In treating patients with serious illnesses and those who are near the end of life, surgeons regularly face the difficult ethical challenge of supporting patients and their families through high-stakes decision-making, such as whether to have a major surgery or whether to pursue life-supporting treatments. To help surgical trainees learn to navigate these challenging situations, a multi-institutional team of surgeon educators, led by Dr. Gretchen Schwarze in the Division of Vascular Surgery, collaborated on the development of a five-year curriculum called the Fundamentals of Communication in Surgery, or FCS. With nearly $300,000 in funding from the Josiah Macy Jr. Foundation over the next three years, Schwarze and her team will now be able to implement the FCS at 10 general surgery residency training programs across the U.S. and evaluate its impact on resident performance, determine the extent to which the curriculum can be scaled across a range of surgical training programs, and then develop a large-scale dissemination plan.

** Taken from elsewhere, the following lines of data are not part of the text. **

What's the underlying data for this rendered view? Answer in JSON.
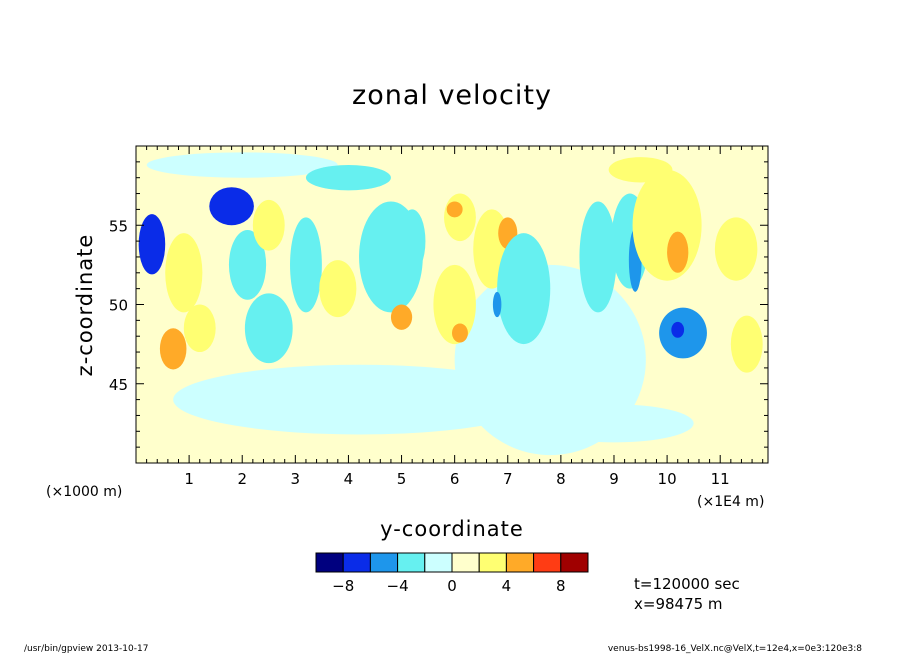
{
  "chart_data": {
    "type": "heatmap",
    "title": "zonal velocity",
    "xlabel": "y-coordinate",
    "ylabel": "z-coordinate",
    "x_unit_left": "(×1000 m)",
    "x_unit_right": "(×1E4 m)",
    "xlim": [
      0,
      11.9
    ],
    "ylim": [
      40,
      60
    ],
    "x_ticks": [
      "1",
      "2",
      "3",
      "4",
      "5",
      "6",
      "7",
      "8",
      "9",
      "10",
      "11"
    ],
    "y_ticks": [
      "45",
      "50",
      "55"
    ],
    "colorbar": {
      "levels": [
        -10,
        -8,
        -6,
        -4,
        -2,
        0,
        2,
        4,
        6,
        8,
        10
      ],
      "colors": [
        "#00007f",
        "#0a2ce8",
        "#1e96eb",
        "#66f0f0",
        "#ccffff",
        "#ffffcc",
        "#ffff72",
        "#ffaa28",
        "#ff3c14",
        "#a00000"
      ],
      "tick_labels": [
        "−8",
        "−4",
        "0",
        "4",
        "8"
      ]
    },
    "blobs": [
      {
        "x": 0.3,
        "y": 53.8,
        "rx": 0.25,
        "ry": 1.9,
        "v": -7
      },
      {
        "x": 1.8,
        "y": 56.2,
        "rx": 0.42,
        "ry": 1.2,
        "v": -6.5
      },
      {
        "x": 2.1,
        "y": 52.5,
        "rx": 0.35,
        "ry": 2.2,
        "v": -2.6
      },
      {
        "x": 0.9,
        "y": 52.0,
        "rx": 0.35,
        "ry": 2.5,
        "v": 2.6
      },
      {
        "x": 0.7,
        "y": 47.2,
        "rx": 0.25,
        "ry": 1.3,
        "v": 4.6
      },
      {
        "x": 1.2,
        "y": 48.5,
        "rx": 0.3,
        "ry": 1.5,
        "v": 2.6
      },
      {
        "x": 2.5,
        "y": 48.5,
        "rx": 0.45,
        "ry": 2.2,
        "v": -2.6
      },
      {
        "x": 2.5,
        "y": 55.0,
        "rx": 0.3,
        "ry": 1.6,
        "v": 2.6
      },
      {
        "x": 3.2,
        "y": 52.5,
        "rx": 0.3,
        "ry": 3.0,
        "v": -2.6
      },
      {
        "x": 3.8,
        "y": 51.0,
        "rx": 0.35,
        "ry": 1.8,
        "v": 2.6
      },
      {
        "x": 4.8,
        "y": 53.0,
        "rx": 0.6,
        "ry": 3.5,
        "v": -2.6
      },
      {
        "x": 5.0,
        "y": 49.2,
        "rx": 0.2,
        "ry": 0.8,
        "v": 4.6
      },
      {
        "x": 5.2,
        "y": 54.0,
        "rx": 0.25,
        "ry": 2.0,
        "v": -2.6
      },
      {
        "x": 6.1,
        "y": 55.5,
        "rx": 0.3,
        "ry": 1.5,
        "v": 2.6
      },
      {
        "x": 6.0,
        "y": 56.0,
        "rx": 0.15,
        "ry": 0.5,
        "v": 4.6
      },
      {
        "x": 6.0,
        "y": 50.0,
        "rx": 0.4,
        "ry": 2.5,
        "v": 2.6
      },
      {
        "x": 6.1,
        "y": 48.2,
        "rx": 0.15,
        "ry": 0.6,
        "v": 4.6
      },
      {
        "x": 6.7,
        "y": 53.5,
        "rx": 0.35,
        "ry": 2.5,
        "v": 2.6
      },
      {
        "x": 7.0,
        "y": 54.5,
        "rx": 0.18,
        "ry": 1.0,
        "v": 4.6
      },
      {
        "x": 7.3,
        "y": 51.0,
        "rx": 0.5,
        "ry": 3.5,
        "v": -2.6
      },
      {
        "x": 6.8,
        "y": 50.0,
        "rx": 0.08,
        "ry": 0.8,
        "v": -4.6
      },
      {
        "x": 8.7,
        "y": 53.0,
        "rx": 0.35,
        "ry": 3.5,
        "v": -2.6
      },
      {
        "x": 9.3,
        "y": 54.0,
        "rx": 0.35,
        "ry": 3.0,
        "v": -2.6
      },
      {
        "x": 9.4,
        "y": 52.8,
        "rx": 0.12,
        "ry": 2.0,
        "v": -4.6
      },
      {
        "x": 10.0,
        "y": 55.0,
        "rx": 0.65,
        "ry": 3.5,
        "v": 2.6
      },
      {
        "x": 10.2,
        "y": 53.3,
        "rx": 0.2,
        "ry": 1.3,
        "v": 4.6
      },
      {
        "x": 10.3,
        "y": 48.2,
        "rx": 0.45,
        "ry": 1.6,
        "v": -4.6
      },
      {
        "x": 10.2,
        "y": 48.4,
        "rx": 0.12,
        "ry": 0.5,
        "v": -6.5
      },
      {
        "x": 11.3,
        "y": 53.5,
        "rx": 0.4,
        "ry": 2.0,
        "v": 2.6
      },
      {
        "x": 11.5,
        "y": 47.5,
        "rx": 0.3,
        "ry": 1.8,
        "v": 2.6
      },
      {
        "x": 4.0,
        "y": 58.0,
        "rx": 0.8,
        "ry": 0.8,
        "v": -2.6
      },
      {
        "x": 9.5,
        "y": 58.5,
        "rx": 0.6,
        "ry": 0.8,
        "v": 2.6
      }
    ]
  },
  "annotations": {
    "time": "t=120000 sec",
    "position": "x=98475 m"
  },
  "footer": {
    "left": "/usr/bin/gpview  2013-10-17",
    "right": "venus-bs1998-16_VelX.nc@VelX,t=12e4,x=0e3:120e3:8"
  }
}
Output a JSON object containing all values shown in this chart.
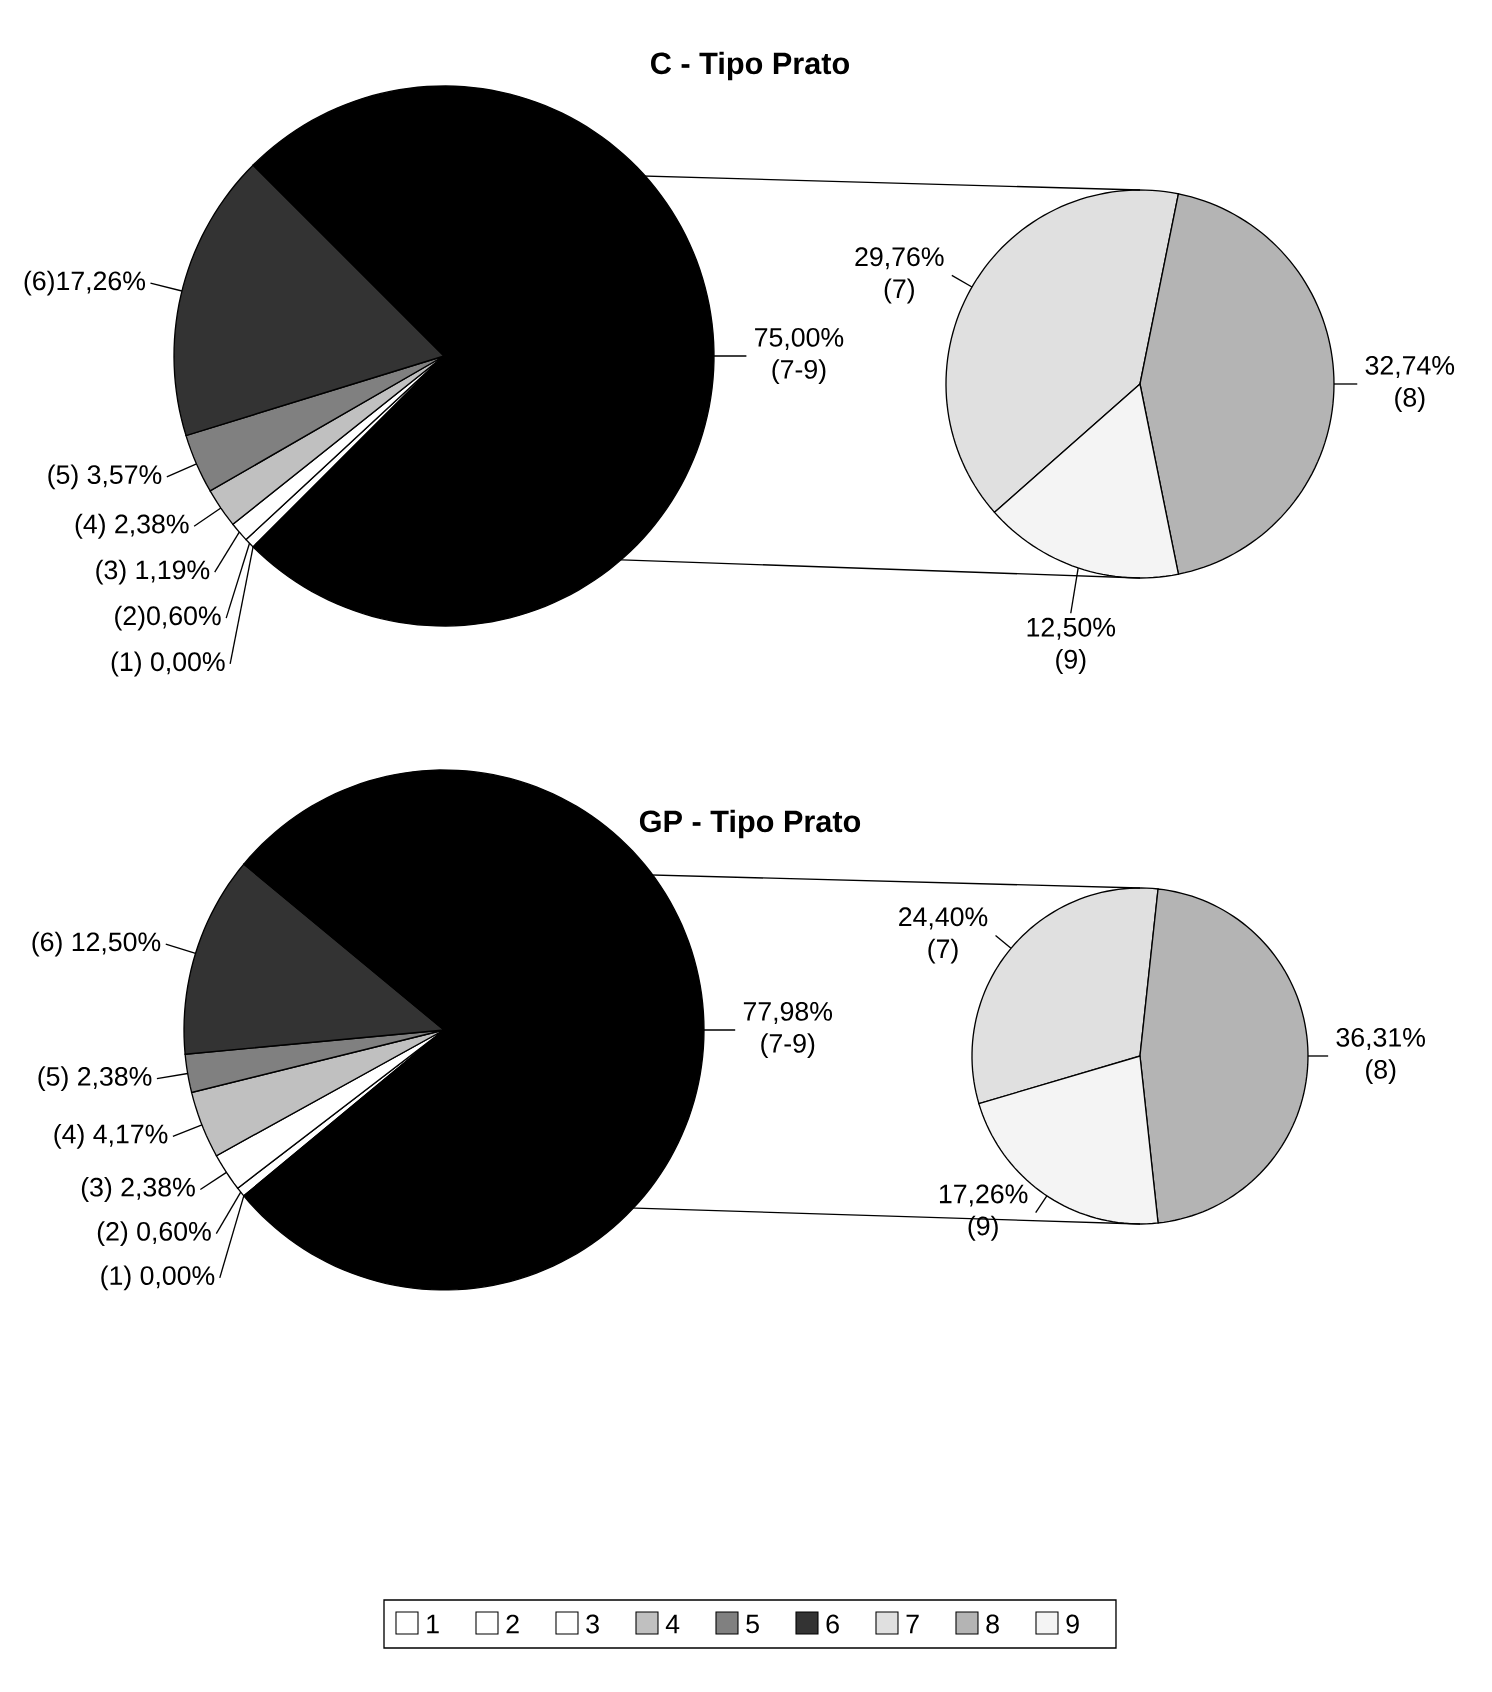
{
  "chart_data": [
    {
      "type": "pie",
      "title": "C - Tipo Prato",
      "categories": [
        null,
        null,
        null,
        null,
        null,
        null,
        null
      ],
      "values": [
        0.0,
        0.6,
        1.19,
        2.38,
        3.57,
        17.26,
        75.0
      ],
      "colors": [
        "#ffffff",
        "#ffffff",
        "#ffffff",
        "#c0c0c0",
        "#808080",
        "#333333",
        "#000000"
      ],
      "value_labels": [
        "(1) 0,00%",
        "(2)0,60%",
        "(3) 1,19%",
        "(4) 2,38%",
        "(5) 3,57%",
        "(6)17,26%",
        "75,00% (7-9)"
      ]
    },
    {
      "type": "pie",
      "categories": [
        null,
        null,
        null
      ],
      "values": [
        29.76,
        32.74,
        12.5
      ],
      "colors": [
        "#e0e0e0",
        "#b4b4b4",
        "#f4f4f4"
      ],
      "value_labels": [
        "29,76% (7)",
        "32,74% (8)",
        "12,50% (9)"
      ]
    },
    {
      "type": "pie",
      "title": "GP - Tipo Prato",
      "categories": [
        "1",
        "2",
        "3",
        "4",
        "5",
        "6",
        null
      ],
      "values": [
        0.0,
        0.6,
        2.38,
        4.17,
        2.38,
        12.5,
        77.98
      ],
      "colors": [
        "#ffffff",
        "#ffffff",
        "#ffffff",
        "#c0c0c0",
        "#808080",
        "#333333",
        "#000000"
      ],
      "value_labels": [
        "(1) 0,00%",
        "(2) 0,60%",
        "(3) 2,38%",
        "(4) 4,17%",
        "(5) 2,38%",
        "(6) 12,50%",
        "77,98% (7-9)"
      ],
      "legend": "bottom"
    },
    {
      "type": "pie",
      "categories": [
        "7",
        "8",
        "9"
      ],
      "values": [
        24.4,
        36.31,
        17.26
      ],
      "colors": [
        "#e0e0e0",
        "#b4b4b4",
        "#f4f4f4"
      ],
      "value_labels": [
        "24,40% (7)",
        "36,31% (8)",
        "17,26% (9)"
      ],
      "legend": "bottom"
    }
  ]
}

“The goal of the FCS is to prepare future surgeons to navigate treatment decisions with patients and their families,” said Schwarze. “It builds on two interventions developed and tested in my lab, Best Case/Worst Case and Better Conversations, which support surgeons when they communicate with patients and families.”
The FSC is designed to be scalable within an already-demanding residency training schedule by providing a single 2-hour session each year for the 5 years of surgical training. The sessions focus on high-impact, targeted core skills that are honed through practice and in-the-moment feedback. Sessions are tailored to the developmental stage of the learner with repetition of important concepts and incrementally more challenging clinical cases over time. The curriculum addresses three primary communication needs: helping surgeons to attend to patients’ emotions, supporting a patient’s ability to make an informed decision, and managing uncertainty.
“Surgical trainees are often confronted with decisions about surgery that are hard to navigate with patients and families because they struggle to integrate a discrete novel surgical problem within the context of other life-limiting illnesses,” said Schwarze. “Residents can also face conflict with patients and families, who are understandably distraught, which can lead to moral distress for the surgeon. We specifically designed this curriculum to provide the next generation of surgeons with the communication skills they will need to competently and confidently navigate this important ethical domain. We’re excited to evaluate the FCS at our ten pilot sites and we’re incredibly grateful to the Josiah Macy Jr. Foundation for the funding that will make this possible.”